At the temple our group discussion was about the fear of losing one's mind and one's life and about the Buddhist concept of no soul and no self. We talked about the fear of loss—through senile dementia, Alzheimer’s, mental illness, and of course death.
Vera wept.
Two others wiped away tears.
Dean and David and I sat together later and continued our discussion of death and grief. I mentioned that I had asked my students to write of what they considered the peak experience of human life on earth.
"What would be the Buddhist answer to that?" Dean asked.
Awakening? Enlightenment? Nirvana?
I didn’t know.
It was hard for me to think that way. I thought we might tackle the subject from the other end. I mentioned that at age seventy-two my father, feeble, blind, and sick from diabetes, had taken his own life.
"What would be the Buddhist view of suicide?" Dean asked. "Is there even a self to kill?"
I didn’t know.
I told Dean and David the story my friend Billy had related to me about his Tibetan guru Chogyam Trungpa at the funeral of his friend the Zen master Shunryu Suzuki. At the ceremony Suzuki’s students affected a stoic demeanor in keeping, they thought, with the teaching of their master:
No birth, no death.
But Trungpa Rinpoche, the students found to their astonishment, was sitting alone in a corner, sobbing.
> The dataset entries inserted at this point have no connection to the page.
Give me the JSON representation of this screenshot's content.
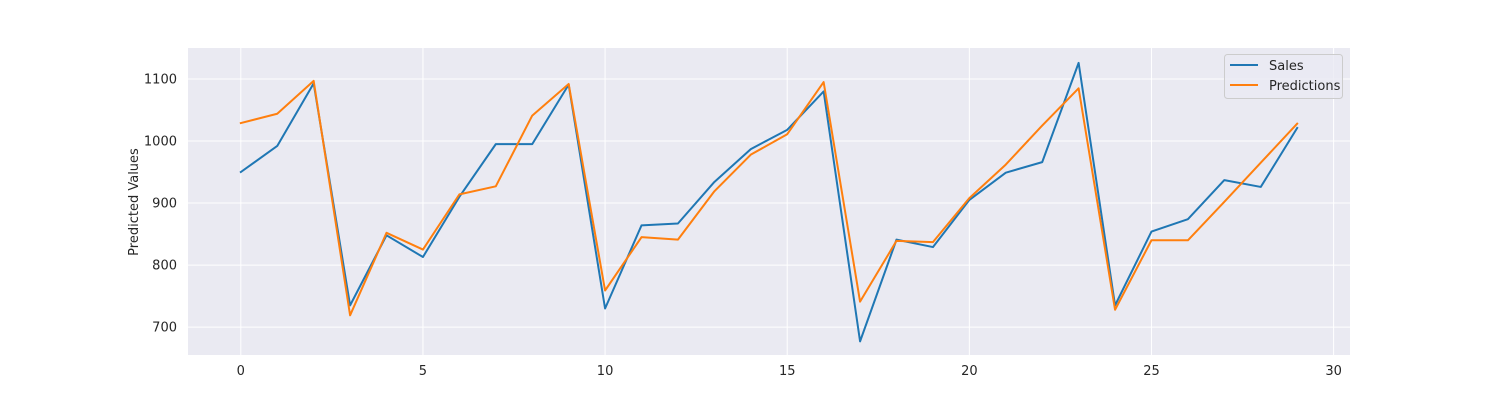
{
  "chart_data": {
    "type": "line",
    "title": "",
    "xlabel": "",
    "ylabel": "Predicted Values",
    "x": [
      0,
      1,
      2,
      3,
      4,
      5,
      6,
      7,
      8,
      9,
      10,
      11,
      12,
      13,
      14,
      15,
      16,
      17,
      18,
      19,
      20,
      21,
      22,
      23,
      24,
      25,
      26,
      27,
      28,
      29
    ],
    "xlim": [
      -1.45,
      30.45
    ],
    "ylim": [
      655,
      1150
    ],
    "xticks": [
      0,
      5,
      10,
      15,
      20,
      25,
      30
    ],
    "yticks": [
      700,
      800,
      900,
      1000,
      1100
    ],
    "xtick_labels": [
      "0",
      "5",
      "10",
      "15",
      "20",
      "25",
      "30"
    ],
    "ytick_labels": [
      "700",
      "800",
      "900",
      "1000",
      "1100"
    ],
    "grid": true,
    "legend_position": "top-right",
    "series": [
      {
        "name": "Sales",
        "color": "#1f77b4",
        "values": [
          950,
          992,
          1093,
          735,
          848,
          813,
          910,
          995,
          995,
          1091,
          730,
          864,
          867,
          934,
          987,
          1018,
          1080,
          677,
          841,
          829,
          905,
          949,
          966,
          1126,
          735,
          854,
          874,
          937,
          926,
          1021
        ]
      },
      {
        "name": "Predictions",
        "color": "#ff7f0e",
        "values": [
          1029,
          1044,
          1097,
          719,
          852,
          825,
          914,
          927,
          1041,
          1092,
          759,
          845,
          841,
          919,
          978,
          1011,
          1095,
          741,
          839,
          837,
          908,
          962,
          1025,
          1085,
          728,
          840,
          840,
          902,
          965,
          1028
        ]
      }
    ]
  }
}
“Why are you crying?” they asked him.
“Because it hurts!” the lama answered.
“Yes, that’s right,” David commented. “I thought when I first started that if I practiced and got enlightened I would never be sad again.”
I was reminded of another remark my friend Billy had made. I had described how I had been unable to utter a word at a funeral I recently attended. There all of the words in my head, I told him, sounded to me hollow and false.
"Sometimes the only thing we can do is be present and allow our hearts to break," my friend replied.
Later I told the master.
“Yes, this is so,” the master said.
The master explained that there exists no entity we can call “Buddhism” and consult for the “right” answers to our questions, no Central Buddhist Authority, no Buddhist Central. The master said that students sometimes expect of Buddhism what they have learned to expect from previous religious practices—an organized system of belief and an authority to whom they can appeal in order to resolve their doubt and confusion and to answer their questions.
“We have to do the hard work of seeing our own true nature and the true nature of reality,” the master told me.
He paused.
“We have to stand on our own two feet," the master said, "and come to our own conclusions.”